Laura was walking hand in hand with Freddy and they were mulling over the mystery of Anthony’s pen. Carrot was trotting along in front of them, sniffing and marking his territory at alternate lampposts. They had been to the Moon Is Missing for a few drinks. Freddy had thought it might take Laura’s mind off Therese for a bit, but the entire cast of Blithe Spirit was reliving the triumph of their first night in the bar. Marjory Wadscallop was still in full Madame Arcati hair and makeup and wasted no time in pointing out to Winnie the arrival of Laura and Freddy together. It had hardly been the quiet drink that Freddy had been hoping for.
“Are you sure that Sunshine put the pen back in the drawer?”
“Well, I didn’t actually see her do it, but I’m sure she would have. Why? You don’t think she’s playing games, do you?”
Freddy smiled and shook his head.
“No, I don’t. I really don’t. Sunshine’s probably the most honest out of all of us, including you,” he said to Carrot as he clipped the lead to his collar, ready to cross the road.
Back at Padua, Laura poured them both another drink and Freddy livened up the fire that was barely smoldering in the garden room.
“Now,” said Freddy, snuggling up to Laura on the sofa, “let’s see if the wine has aroused our deductive juices.”
Laura giggled.
“That sounds positively smutty.”
Freddy raised his eyes in feigned surprise and took a swig from his glass.
“Right. Let’s look at the clue again—a pen in a biscuit tin.”
“Not just any pen—Anthony’s best, beloved Conway Stewart fountain pen; red-and-black marbled shaft with an eighteen-karat gold nib,” Laura added.
“Thank you, Miss Marple, but does that really help our investigation?”
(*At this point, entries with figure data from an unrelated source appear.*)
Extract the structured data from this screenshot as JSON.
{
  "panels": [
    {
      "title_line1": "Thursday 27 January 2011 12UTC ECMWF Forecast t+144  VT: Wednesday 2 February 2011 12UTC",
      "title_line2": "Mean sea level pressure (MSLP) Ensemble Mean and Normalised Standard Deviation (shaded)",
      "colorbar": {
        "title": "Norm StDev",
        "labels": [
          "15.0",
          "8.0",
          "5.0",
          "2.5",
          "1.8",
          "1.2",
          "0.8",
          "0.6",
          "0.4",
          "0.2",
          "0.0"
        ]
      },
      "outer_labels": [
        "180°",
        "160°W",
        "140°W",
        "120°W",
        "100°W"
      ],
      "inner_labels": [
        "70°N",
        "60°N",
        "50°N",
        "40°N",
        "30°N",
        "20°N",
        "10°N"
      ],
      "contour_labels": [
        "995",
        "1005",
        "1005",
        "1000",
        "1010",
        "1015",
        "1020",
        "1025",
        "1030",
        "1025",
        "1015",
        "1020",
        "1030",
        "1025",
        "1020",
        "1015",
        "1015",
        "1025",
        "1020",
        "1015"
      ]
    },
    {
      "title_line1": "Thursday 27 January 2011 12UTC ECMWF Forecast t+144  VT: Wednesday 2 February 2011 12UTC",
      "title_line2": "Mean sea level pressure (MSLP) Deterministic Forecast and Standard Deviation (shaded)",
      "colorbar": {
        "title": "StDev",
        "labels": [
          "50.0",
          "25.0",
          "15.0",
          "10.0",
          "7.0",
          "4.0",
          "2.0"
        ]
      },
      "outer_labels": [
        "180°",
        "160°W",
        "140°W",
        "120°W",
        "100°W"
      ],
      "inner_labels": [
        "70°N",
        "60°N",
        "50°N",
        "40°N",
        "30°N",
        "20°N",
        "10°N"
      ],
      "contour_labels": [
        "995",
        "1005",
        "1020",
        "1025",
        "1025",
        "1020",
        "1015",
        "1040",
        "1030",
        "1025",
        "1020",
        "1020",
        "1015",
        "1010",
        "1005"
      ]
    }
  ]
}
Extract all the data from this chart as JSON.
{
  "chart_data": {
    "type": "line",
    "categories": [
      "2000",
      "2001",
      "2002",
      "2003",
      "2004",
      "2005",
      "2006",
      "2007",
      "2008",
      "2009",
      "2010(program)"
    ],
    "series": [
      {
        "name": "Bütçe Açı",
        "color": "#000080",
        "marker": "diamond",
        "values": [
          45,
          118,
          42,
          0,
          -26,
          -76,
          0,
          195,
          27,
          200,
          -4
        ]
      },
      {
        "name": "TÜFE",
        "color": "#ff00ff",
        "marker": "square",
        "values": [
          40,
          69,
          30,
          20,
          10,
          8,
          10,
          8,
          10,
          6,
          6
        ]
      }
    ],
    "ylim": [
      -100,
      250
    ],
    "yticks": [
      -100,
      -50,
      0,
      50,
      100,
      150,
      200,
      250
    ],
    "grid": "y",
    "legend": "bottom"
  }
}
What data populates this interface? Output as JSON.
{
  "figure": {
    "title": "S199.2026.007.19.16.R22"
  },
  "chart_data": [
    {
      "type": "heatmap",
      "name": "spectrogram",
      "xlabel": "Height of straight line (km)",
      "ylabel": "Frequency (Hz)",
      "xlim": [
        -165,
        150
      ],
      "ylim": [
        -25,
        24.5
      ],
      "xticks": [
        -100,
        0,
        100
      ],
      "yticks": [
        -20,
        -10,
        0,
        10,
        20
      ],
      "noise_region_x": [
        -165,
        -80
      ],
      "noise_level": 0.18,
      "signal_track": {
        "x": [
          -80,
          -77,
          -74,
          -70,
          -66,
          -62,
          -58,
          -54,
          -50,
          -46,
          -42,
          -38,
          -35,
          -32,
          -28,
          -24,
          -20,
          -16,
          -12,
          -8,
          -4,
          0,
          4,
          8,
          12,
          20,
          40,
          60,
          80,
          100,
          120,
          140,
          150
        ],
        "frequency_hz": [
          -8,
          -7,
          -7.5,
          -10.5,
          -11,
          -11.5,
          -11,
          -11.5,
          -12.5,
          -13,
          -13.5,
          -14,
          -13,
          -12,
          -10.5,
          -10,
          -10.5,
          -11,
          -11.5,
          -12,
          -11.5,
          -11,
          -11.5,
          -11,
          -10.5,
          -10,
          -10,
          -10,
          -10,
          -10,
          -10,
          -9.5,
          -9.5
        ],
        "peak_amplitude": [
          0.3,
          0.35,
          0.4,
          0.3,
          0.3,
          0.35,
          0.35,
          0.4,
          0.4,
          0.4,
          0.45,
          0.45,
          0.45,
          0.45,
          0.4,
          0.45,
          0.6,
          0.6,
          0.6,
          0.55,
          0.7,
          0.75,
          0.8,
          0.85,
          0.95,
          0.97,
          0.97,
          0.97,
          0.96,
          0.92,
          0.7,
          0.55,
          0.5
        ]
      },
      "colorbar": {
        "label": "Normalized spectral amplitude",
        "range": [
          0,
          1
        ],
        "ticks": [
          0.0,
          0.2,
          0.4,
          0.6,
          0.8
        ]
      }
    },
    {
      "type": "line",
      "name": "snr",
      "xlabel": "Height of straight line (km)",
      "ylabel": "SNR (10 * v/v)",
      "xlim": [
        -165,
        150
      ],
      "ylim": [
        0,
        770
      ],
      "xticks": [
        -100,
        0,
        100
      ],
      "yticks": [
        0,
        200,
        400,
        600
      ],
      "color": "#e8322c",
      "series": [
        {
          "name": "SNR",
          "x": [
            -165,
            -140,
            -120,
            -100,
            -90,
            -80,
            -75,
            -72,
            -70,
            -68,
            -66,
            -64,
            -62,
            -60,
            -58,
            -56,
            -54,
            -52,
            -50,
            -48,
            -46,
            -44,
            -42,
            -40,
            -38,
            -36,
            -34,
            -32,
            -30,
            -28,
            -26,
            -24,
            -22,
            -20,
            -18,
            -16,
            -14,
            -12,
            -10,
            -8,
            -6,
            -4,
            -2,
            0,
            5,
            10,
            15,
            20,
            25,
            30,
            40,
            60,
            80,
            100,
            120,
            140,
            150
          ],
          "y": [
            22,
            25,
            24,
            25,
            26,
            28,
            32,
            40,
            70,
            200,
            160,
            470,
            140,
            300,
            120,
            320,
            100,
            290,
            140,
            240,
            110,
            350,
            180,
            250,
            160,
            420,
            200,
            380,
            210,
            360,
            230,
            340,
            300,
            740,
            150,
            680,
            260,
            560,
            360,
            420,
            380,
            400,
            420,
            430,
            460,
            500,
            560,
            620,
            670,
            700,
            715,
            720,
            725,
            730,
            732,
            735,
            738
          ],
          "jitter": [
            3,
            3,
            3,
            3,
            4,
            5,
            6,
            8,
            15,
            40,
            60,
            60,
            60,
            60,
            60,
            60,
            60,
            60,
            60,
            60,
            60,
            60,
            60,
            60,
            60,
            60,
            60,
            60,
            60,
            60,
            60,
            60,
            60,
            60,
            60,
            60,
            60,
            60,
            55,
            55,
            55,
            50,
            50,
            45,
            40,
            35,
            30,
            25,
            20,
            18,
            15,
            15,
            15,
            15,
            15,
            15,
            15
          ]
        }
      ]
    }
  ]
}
“Well, it was the pen that Anthony used to write his stories.”
They sat in contemplative silence, listening to the spit and crackle of the fire. Carrot groaned blissfully as he stretched his spindly legs nearer to the hearth. Freddy nudged him with his toe.
“Watch it, mister. If you get any closer, you’ll roast your toes.”
Carrot ignored him and wriggled infinitesimally nearer.
“Have you read all of Anthony’s stories? Maybe the clue is in one of them.”
Laura shook her head.
“I told her I wasn’t any good at clues. I specifically asked her to make it clear and simple.”
Freddy drained his glass and set it down on the floor.
“Well, maybe it is clear and simple to her.”
Laura resisted the temptation to point out that of course it was because Therese already knew the answer.
“I read everything he asked me to type, obviously, and certainly all of the short stories. But that was years ago now. I can’t possibly remember all of them.”